The N.Y. Times Co. v. Microsoft Corp The New York Times Company brought a complaint against Microsoft Corporation and various OpenAI entities alleging copyright infringement, vicarious and contributory copyright infringement, violations of the DMCA, common law unfair competition, and trademark dilution. The complaint claims that the defendants unlawfully copied NYT content in building LLMs.
The Deep Dive
Recently, I listened to a panel of lawyers discussing the copyright issues associated with training generative AI models. Some of the key points from the panel included:
· While several of the cases listed above in Recommended Reading originally were based on plaintiffs’ claims that the outputs were copies of the original works, judges allowed them to amend their complaints to focus on whether the use of the material for training were permitted “fair use” under copyright law.
· The four elements in determining whether the use of copyrighted materials qualifies as “fair use” (i.e., (i) purpose of the use, (ii) nature of the underlaying work; (iii) substantiality of the material used and (iv) impact of the use on the content creator’s market) were intended to be of equal value, in practice courts tended to focus on one as being more important. In the past courts gave more weight to the economic impact that the use had on the intended market of the original content creator. More recently in finding fair use the courts have focused more on whether the use was transformative in nature.
· A number of previous cases which were not related to AI could impact the courts’ decisions on these matters. These include cases involving Google Books ( e.g., Authors Guild v Google, Inc.) , video games (e.g., Sega Enterprise Ltd v. Accolade, Inc.), VCRs (e.g., Sony Corp. of America v. Universal City Studios, Inc.) and Andy Warhol (e.g., Andy Warhol Foundation for the Visual Arts, Inc. v. Goldsmith).
· The courts’ decisions on whether the use of material for training models could differ based upon how the material is being used in the AI system (e.g., fine tuning, diffusion).
· There was general agreement that simply using an LLM is unlikely to result in a copyright violation, but that publishing or copying an output that was later found to have been improperly generated from copyrighted material could. As a result, a number of artists were not using LLMs until there was greater certainty in the law.

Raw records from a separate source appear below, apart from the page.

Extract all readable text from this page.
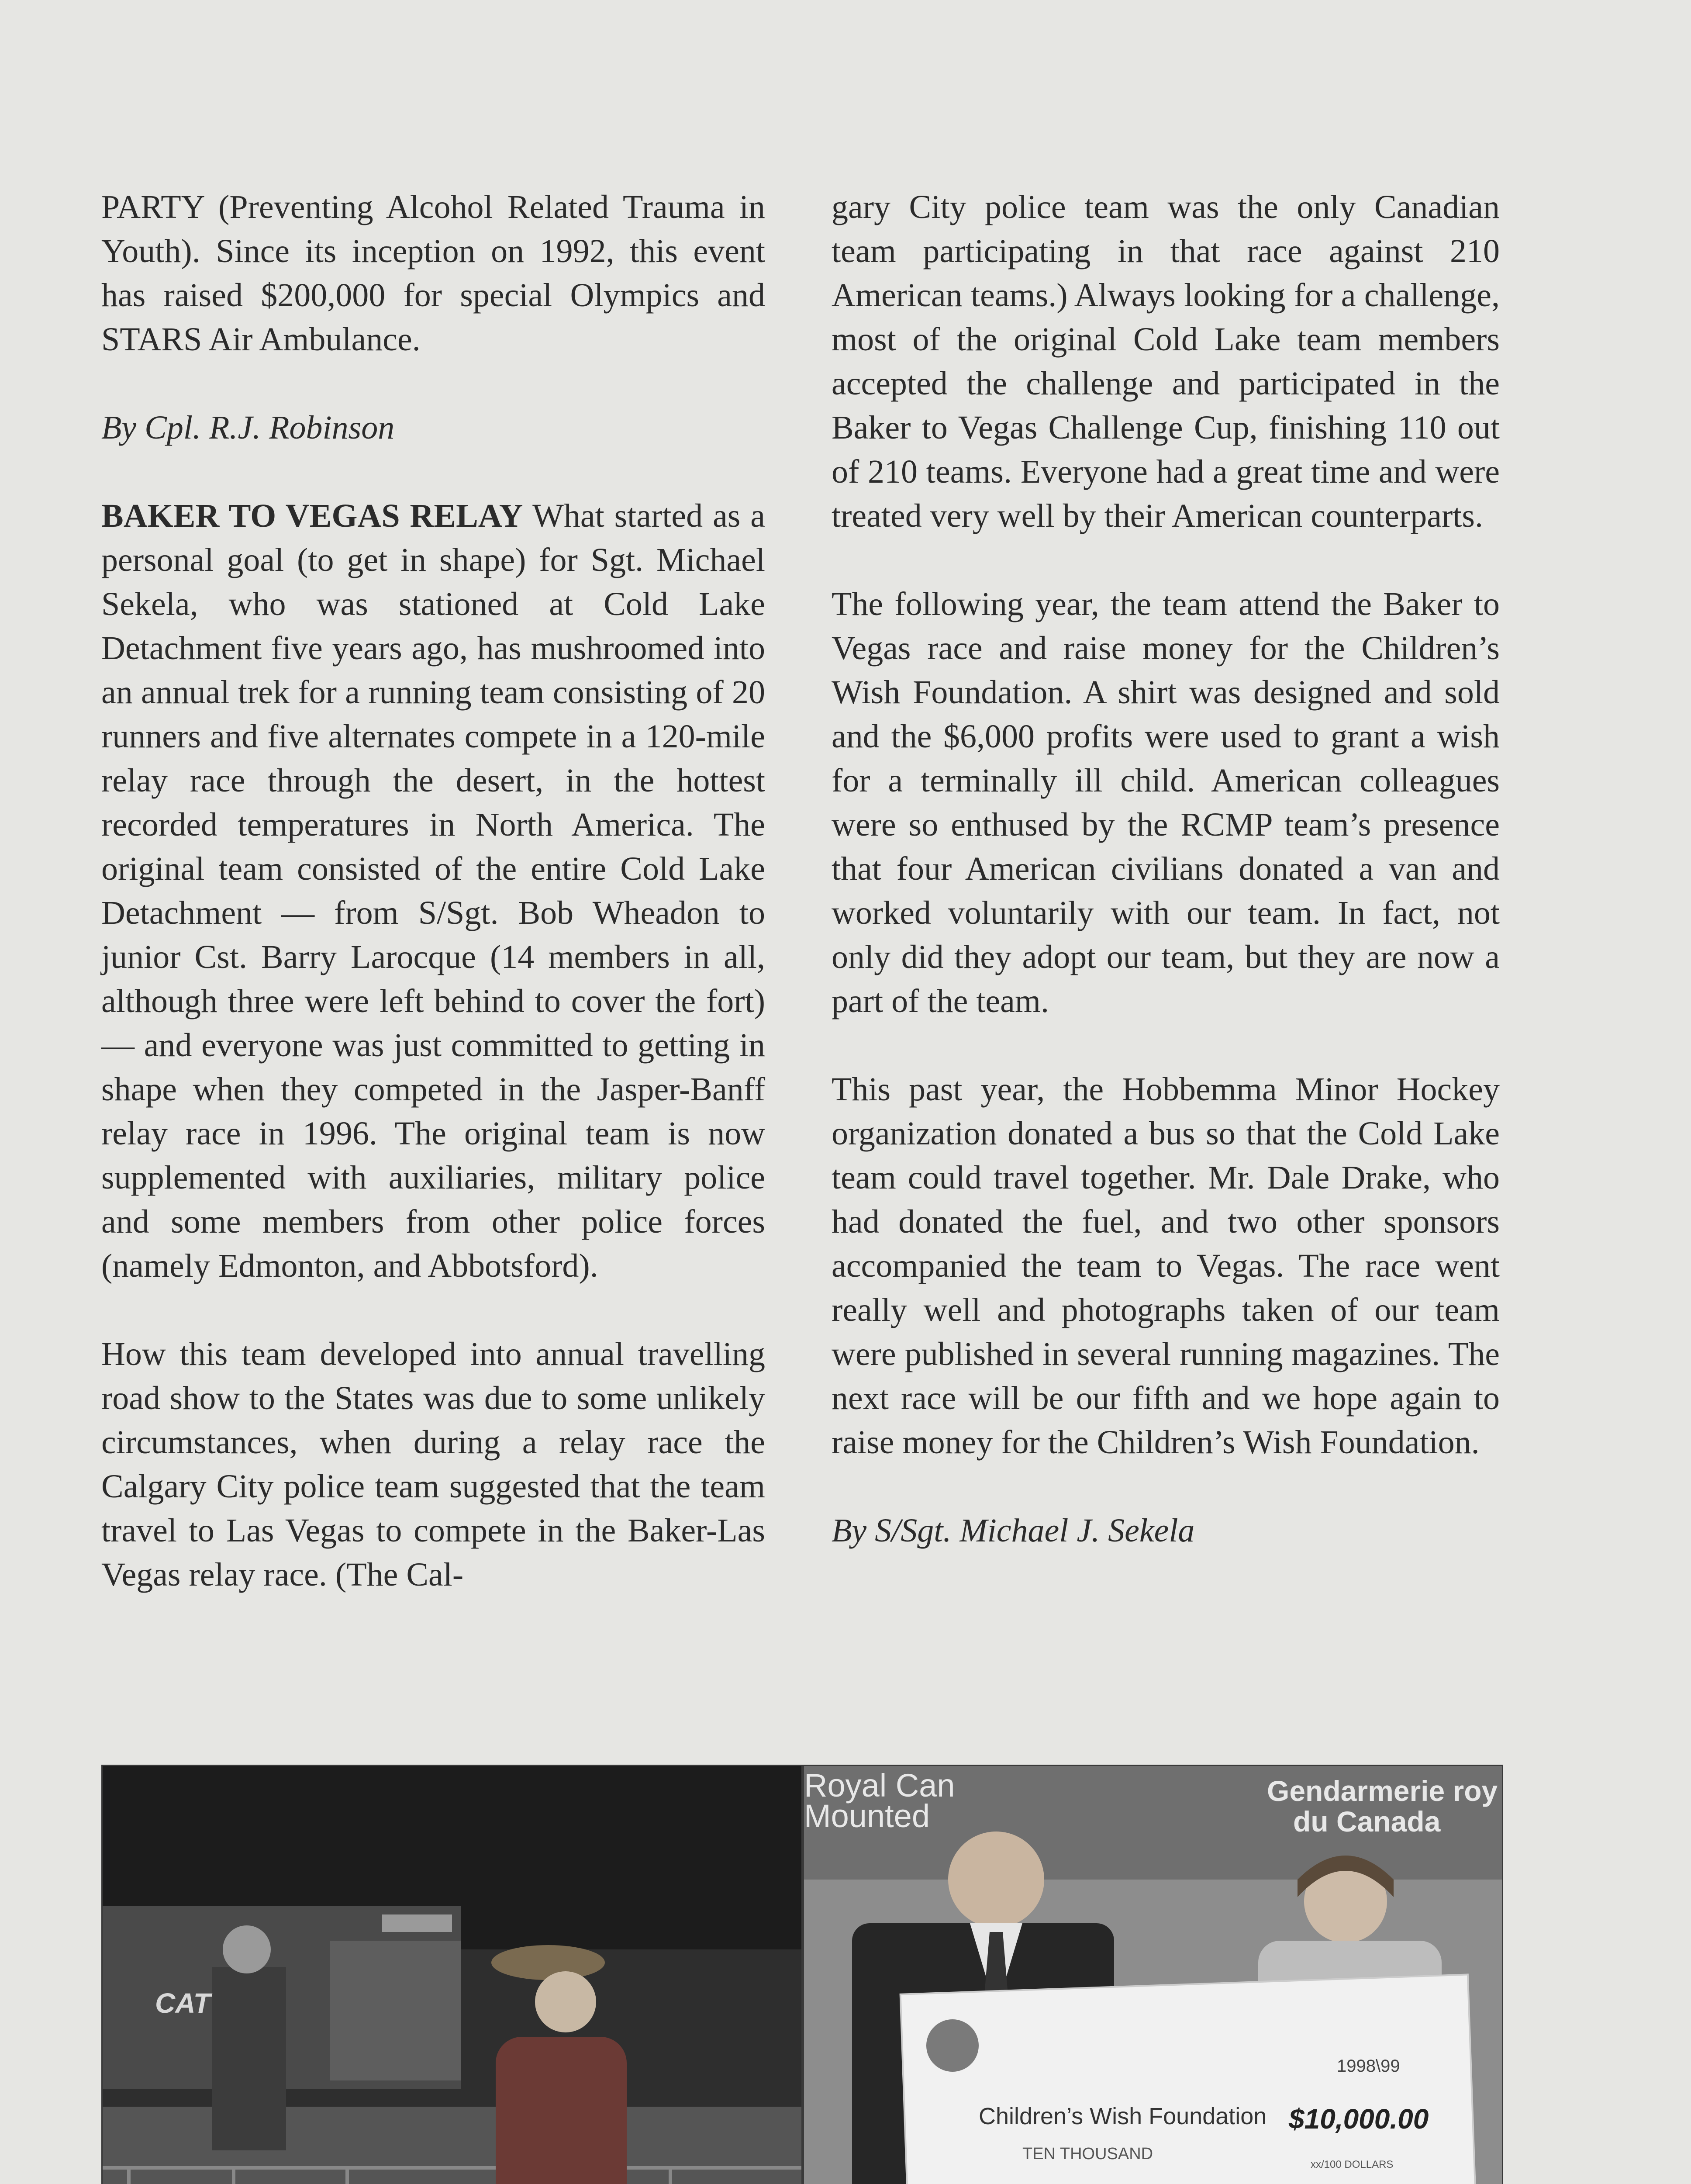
PARTY (Preventing Alcohol Related Trauma in Youth). Since its inception on 1992, this event has raised $200,000 for special Olympics and STARS Air Ambulance.

By Cpl. R.J. Robinson

BAKER TO VEGAS RELAY What started as a personal goal (to get in shape) for Sgt. Michael Sekela, who was stationed at Cold Lake Detachment five years ago, has mushroomed into an annual trek for a running team consisting of 20 runners and five alternates compete in a 120-mile relay race through the desert, in the hottest recorded temperatures in North America. The original team consisted of the entire Cold Lake Detachment — from S/Sgt. Bob Wheadon to junior Cst. Barry Larocque (14 members in all, although three were left behind to cover the fort) — and everyone was just committed to getting in shape when they competed in the Jasper-Banff relay race in 1996. The original team is now supplemented with auxiliaries, military police and some members from other police forces (namely Edmonton, and Abbotsford).

How this team developed into annual travelling road show to the States was due to some unlikely circumstances, when during a relay race the Calgary City police team suggested that the team travel to Las Vegas to compete in the Baker-Las Vegas relay race. (The Cal-

gary City police team was the only Canadian team participating in that race against 210 American teams.) Always looking for a challenge, most of the original Cold Lake team members accepted the challenge and participated in the Baker to Vegas Challenge Cup, finishing 110 out of 210 teams. Everyone had a great time and were treated very well by their American counterparts.

The following year, the team attend the Baker to Vegas race and raise money for the Children’s Wish Foundation. A shirt was designed and sold and the $6,000 profits were used to grant a wish for a terminally ill child. American colleagues were so enthused by the RCMP team’s presence that four American civilians donated a van and worked voluntarily with our team. In fact, not only did they adopt our team, but they are now a part of the team.

This past year, the Hobbemma Minor Hockey organization donated a bus so that the Cold Lake team could travel together. Mr. Dale Drake, who had donated the fuel, and two other sponsors accompanied the team to Vegas. The race went really well and photographs taken of our team were published in several running magazines. The next race will be our fifth and we hope again to raise money for the Children’s Wish Foundation.

By S/Sgt. Michael J. Sekela

CAT
Royal Can
Mounted
Gendarmerie roy
du Canada
1998\99
Children’s Wish Foundation $10,000.00
TEN THOUSAND
xx/100 DOLLARS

Of note, given the complexity of the issue, none of the panelists were willing to predict how the courts would ultimately rule on this issue.
Copyright issues associated with geospatial information are more complicated than other types of content, such as software, books, or music. For example, copyright protects original works of authorship, such as images. It also offers some protection for maps. However, it does not protect facts, which constitutes many types of geospatial information, although there may be limited protection in the arrangement or the selection of the facts.

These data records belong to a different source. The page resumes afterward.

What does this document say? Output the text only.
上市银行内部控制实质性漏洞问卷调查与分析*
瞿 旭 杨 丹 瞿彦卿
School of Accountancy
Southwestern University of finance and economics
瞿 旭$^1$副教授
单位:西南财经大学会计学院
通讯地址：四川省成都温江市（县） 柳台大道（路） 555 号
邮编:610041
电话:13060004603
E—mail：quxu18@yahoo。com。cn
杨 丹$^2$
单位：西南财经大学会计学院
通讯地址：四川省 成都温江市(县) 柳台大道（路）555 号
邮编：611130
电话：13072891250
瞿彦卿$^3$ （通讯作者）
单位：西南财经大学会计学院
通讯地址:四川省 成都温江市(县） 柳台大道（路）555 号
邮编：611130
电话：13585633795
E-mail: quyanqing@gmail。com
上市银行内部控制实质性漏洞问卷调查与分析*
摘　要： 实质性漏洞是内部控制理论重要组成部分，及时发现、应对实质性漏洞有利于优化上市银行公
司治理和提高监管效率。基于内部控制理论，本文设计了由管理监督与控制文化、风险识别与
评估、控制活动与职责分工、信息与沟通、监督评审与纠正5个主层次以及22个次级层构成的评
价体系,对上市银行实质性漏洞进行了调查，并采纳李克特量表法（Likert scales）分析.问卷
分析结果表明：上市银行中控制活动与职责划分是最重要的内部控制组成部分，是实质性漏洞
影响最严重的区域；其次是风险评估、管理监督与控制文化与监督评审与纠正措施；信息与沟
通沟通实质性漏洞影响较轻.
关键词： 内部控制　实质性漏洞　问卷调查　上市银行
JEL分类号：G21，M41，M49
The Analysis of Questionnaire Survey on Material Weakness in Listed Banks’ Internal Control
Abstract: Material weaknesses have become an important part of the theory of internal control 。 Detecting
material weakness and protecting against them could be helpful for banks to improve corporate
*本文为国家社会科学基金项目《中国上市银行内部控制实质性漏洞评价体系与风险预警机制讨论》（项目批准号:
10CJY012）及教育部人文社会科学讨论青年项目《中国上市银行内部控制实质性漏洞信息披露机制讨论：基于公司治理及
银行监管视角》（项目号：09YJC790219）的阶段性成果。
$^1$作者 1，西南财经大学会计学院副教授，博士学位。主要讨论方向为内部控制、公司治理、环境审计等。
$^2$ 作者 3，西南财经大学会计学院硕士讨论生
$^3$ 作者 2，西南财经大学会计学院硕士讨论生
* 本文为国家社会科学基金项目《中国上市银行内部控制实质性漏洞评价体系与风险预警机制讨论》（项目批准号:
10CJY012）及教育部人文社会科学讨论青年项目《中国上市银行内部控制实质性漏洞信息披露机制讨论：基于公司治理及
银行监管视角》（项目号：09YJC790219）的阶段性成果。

In addition, geospatial products and services often created using information collected or acquired from a variety of sources, each of which may have different levels of copyright protection. The issue is further complicated by the global nature of the geospatial ecosystem: the protection of copyrighted materials from AI systems may be different under U.S. law than it will be in other jurisdictions.
Resolution of the cases noted above, as well as others that may be brought in the future, will help set the rules on the use of copyrighted material to train AI models. Therefore, our community should follow these cases with interest. However, because of the unique aspects of geospatial information, some aspects may be unresolved for the geospatial community even after these cases are decided.